Kutcher brings Steve Jobs to life but role doesn't offer any insight into the man

8/17/2013
WASHINGTON POST
  • Film-Review-Steve-Jobs-Ashton-Kutcher

    Ashton Kutcher and Josh Gad as Apple geniuses Steve Jobs and Steve Wozniak.

    ASSOCIATED PRESS

  • Ashton Kutcher and Josh Gad as Apple geniuses Steve Jobs and Steve Wozniak.
    Ashton Kutcher and Josh Gad as Apple geniuses Steve Jobs and Steve Wozniak.

    At the risk of damning with faint praise, it should be noted that Ashton Kutcher is not a disaster in Jobs.

    A dramatization of the life of Apple founder and chief executive Steve Jobs, the movie opens with a brief prologue showing Kutcher, in a graying beard, at the 2001 unveiling of the iPod music player. The film then leaps backward to the 1970s, when a barefoot and much younger Jobs is about to become a Reed College dropout.

    The shaggy-haired hippie kid is far more comfortable territory for Kutcher, who, in his mid-30s, still looks and sounds like a boy. Flashing back to the character as a young man helps the audience get used to Kutcher in the role. The initial shock of seeing the baby-faced actor playing a 46-year-old man subsides, allowing his portrayal to grow on you — and Kutcher to grow into the part — as the character matures. The film follows Jobs from the creation of Apple Computer in his parents’ garage to his 1985 firing and triumphant return to the company in 1996.

    Kutcher does a couple of things well, aping Jobs’ guarded, tight-lipped smile and familiar, half-hunching, half-bouncing gait, even if at times they seem more like ill-fitting mannerisms than expressions of Jobs’ driven personality. But there’s a void inside the man that Kutcher never manages to fill.

    The problem is not with the actor but with the film itself.

    Directed by Joshua Michael Stern (“Swing Vote”) and written by first-time screenwriter Matt Whiteley, “Jobs” confuses the story of Apple, the company, with the story of its guru and guiding force, spending way too much time on backroom personnel dealings than on encounters that might help us understand, on a deep level, the title character. Admittedly, the story of Jobs’ entrepreneurship is a fascinating one in its own right, and the film makes it clear that he was as much a corporate shark as a creative visionary.

    Yet even as the movie tracks the ups and down of Jobs’ career, it gets bogged down in the fate of other, less central — and frankly less interesting — players. Is the film’s abridged parade of Apple CEOs — Mike Markkula (Dermot Mulroney), John Sculley (Matthew Modine) and Gil Amelio (Kevin Dunn) — really of interest to anyone besides Apple geeks?

    Jobs
    Directed by Joshua Michael Stern. Written by Matt Whiteley. An Open Road release, playing at Cinemark Franklin Park, Fallen Timbers, and Levis Commons. Rated PG-13 for some drug content and brief strong language. Running time: 122 minutes.
    Critic’s rating: **
    Cast: Ashton Kutcher, Dermot Mulroney, Josh Gad, J.K. Simmons, Lukas Haas

    Focusing on those details, “Jobs” gives short shrift to the story’s human side. There’s an initial suggestion that Jobs’ relationship with his daughter with an ex-girlfriend will be an important theme. But it’s ultimately handled in only the most cursory way. We see their relationship begin as estrangement, revealing a nasty side of the film’s subject and showing that the filmmakers aren’t afraid of honesty. Much later, however, when it’s clear that there has been a reconciliation, the connective tissue is missing. It would be nice to see how Jobs and his daughter repaired their relationship.

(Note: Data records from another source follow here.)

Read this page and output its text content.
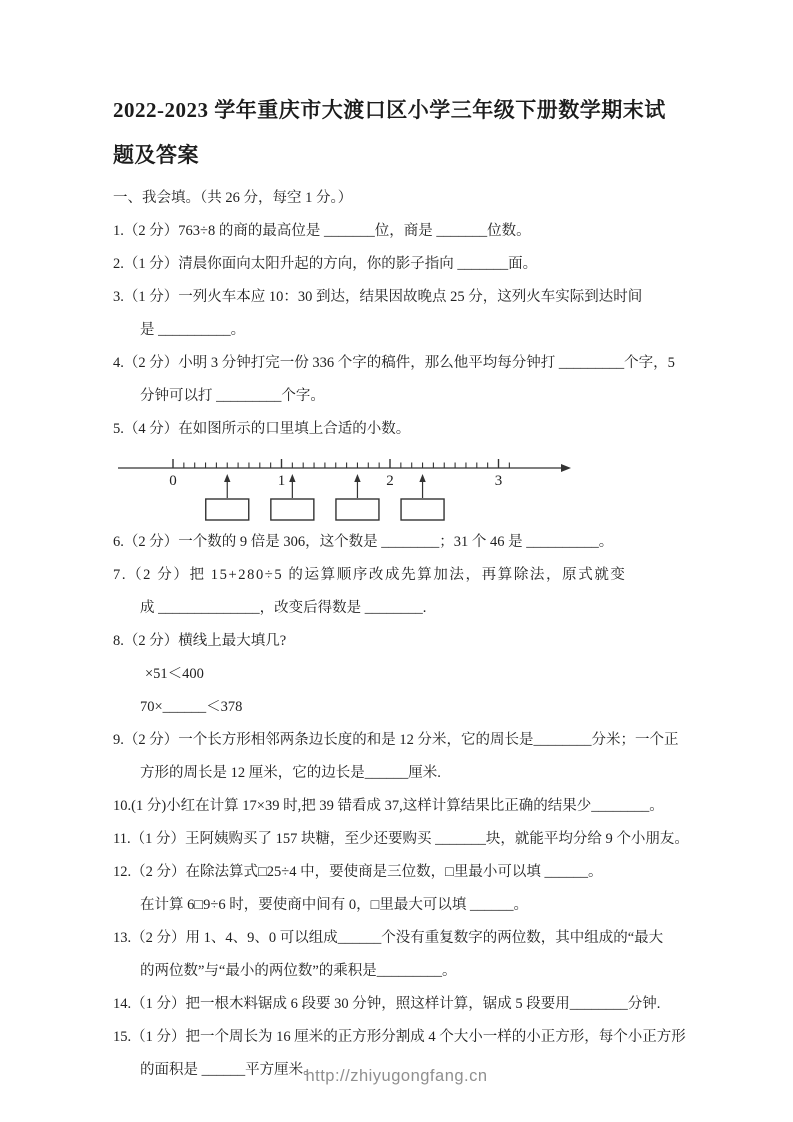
2022-2023 学年重庆市大渡口区小学三年级下册数学期末试
题及答案
一、我会填。（共 26 分，每空 1 分。）
1.（2 分）763÷8 的商的最高位是 _______位，商是 _______位数。
2.（1 分）清晨你面向太阳升起的方向，你的影子指向 _______面。
3.（1 分）一列火车本应 10：30 到达，结果因故晚点 25 分，这列火车实际到达时间
是 __________。
4.（2 分）小明 3 分钟打完一份 336 个字的稿件，那么他平均每分钟打 _________个字，5
分钟可以打 _________个字。
5.（4 分）在如图所示的口里填上合适的小数。
0	1	2	3
6.（2 分）一个数的 9 倍是 306，这个数是 ________；31 个 46 是 __________。
7.（2 分）把 15+280÷5 的运算顺序改成先算加法，再算除法，原式就变
成 ______________，改变后得数是 ________.
8.（2 分）横线上最大填几?
×51＜400
70×______＜378
9.（2 分）一个长方形相邻两条边长度的和是 12 分米，它的周长是________分米；一个正
方形的周长是 12 厘米，它的边长是______厘米.
10.(1 分)小红在计算 17×39 时,把 39 错看成 37,这样计算结果比正确的结果少________。
11.（1 分）王阿姨购买了 157 块糖，至少还要购买 _______块，就能平均分给 9 个小朋友。
12.（2 分）在除法算式□25÷4 中，要使商是三位数，□里最小可以填 ______。
在计算 6□9÷6 时，要使商中间有 0，□里最大可以填 ______。
13.（2 分）用 1、4、9、0 可以组成______个没有重复数字的两位数，其中组成的“最大
的两位数”与“最小的两位数”的乘积是_________。
14.（1 分）把一根木料锯成 6 段要 30 分钟，照这样计算，锯成 5 段要用________分钟.
15.（1 分）把一个周长为 16 厘米的正方形分割成 4 个大小一样的小正方形，每个小正方形
的面积是 ______平方厘米。
http://zhiyugongfang.cn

    Instead, the vast majority of the movie concerns his professional life, giving an unfortunate new meaning to the film’s title.

    One exception is Jobs’ friendship and partnership with Steve “Woz” Wozniak (Josh Gad). As Apple’s sweetly geeky co-founder, Gad is a real pleasure, and his scenes with Kutcher help us understand Jobs, even when — maybe especially when — the two are awkwardly parting ways, late in the film. If the movie has a point, it’s that Jobs may have been a genius but that he was no saint. When he’s firing a low-level Apple staffer because the employee doesn’t care enough about computer type fonts, it’s both funny and painful (and, yes, a bit gratifying).

    Although I think I could watch a whole movie called “Woz” and not grow tired, “Jobs” eventually begins to suffer from an ailment common to many biopics: milestone fatigue. The film is so thick with Jobs’ career highlights and lowlights that there’s little room for insights. What made this famously private man tick?

    Kutcher tries to tell us, but “Jobs” keeps getting in the way. It’s probably a good thing that the story stops in the mid-1990s, instead of following the narrative all the way to Jobs’ death, from pancreatic cancer, in 2011. If it were any more thorough, it could be a CNBC miniseries. I’m just not sure that it would be more illuminating.